For one, COVID-19 was an opportunity for families to connect. For the first time in years, my siblings and I were all back under one roof. The lockdown provided an experience completely unique to our generation: the ability to reconnect as adults. After years of us all developing as individuals, seeing one another only at holidays, we were thrown back into our childhood home, all together again. We were able to get to know each other as independent adults, and as challenging as it was at times, it was an experience I couldn’t be more grateful for.

Secondly, COVID-19 gave me a chance to get to know myself. While being thrown back into my childhood bedroom was painful, it did stir a lot of personal growth. Though lockdown gave me a lot of time to dwell on life’s problems, it also put me back in touch with myself. I had so much time on my hands, I was able to pick back up old hobbies, explore new skills, connect with my family, and honestly, just sit with myself and think. I went through dark phases, but honestly, I came back out of quarantine a much better person than I went in.

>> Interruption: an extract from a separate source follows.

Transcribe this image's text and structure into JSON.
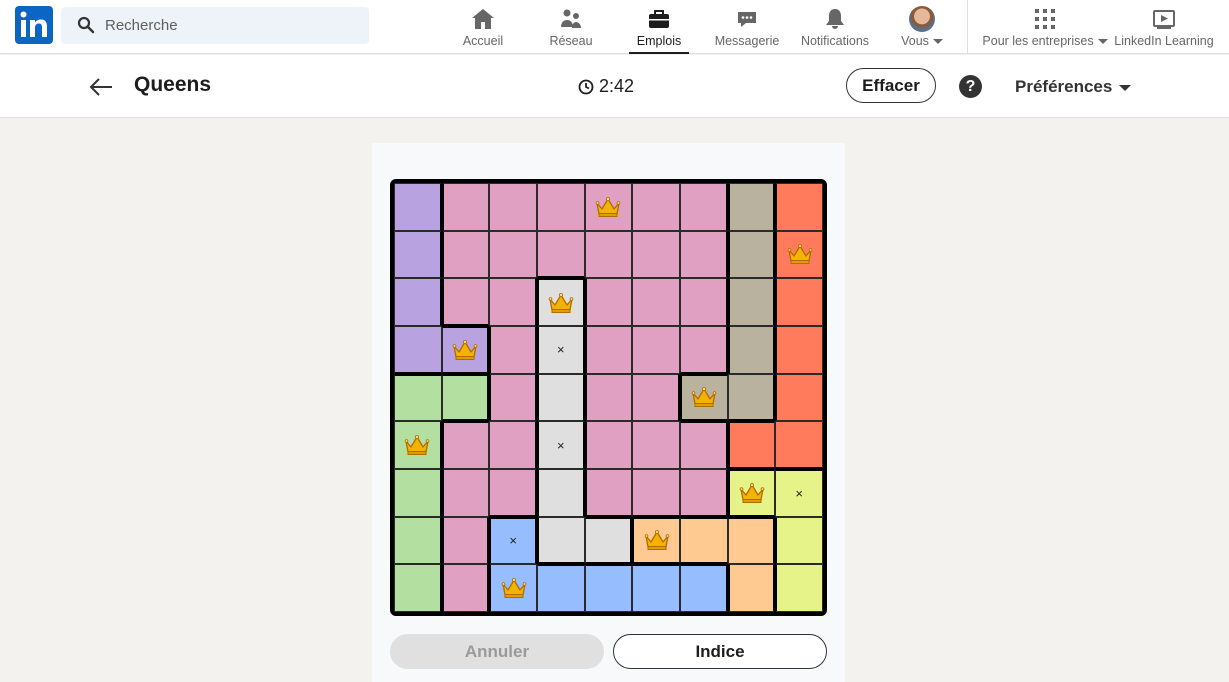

Lastly, if nothing else positive came from Coronavirus, an increased level of empathy surely did. In my 20 years of life, I have never seen strangers show so much kindness to one another than in the midst of the pandemic. From supporting local businesses to shopping for elderly neighbors, the world truly came together to support each other during this trying time. Through all of the darkness of the pandemic, seeing these acts of kindness truly gave me, and many others hope for the future. COVID-19 sucked, but it sucked for everyone. From birthday drive-bus to extended deadlines, I hope this new level of support and empathy remains far beyond this worldwide tragedy. COVID-19 brought so much pain to our world, but, if this increased compassion remains, maybe, just maybe, the year of hell was worth it.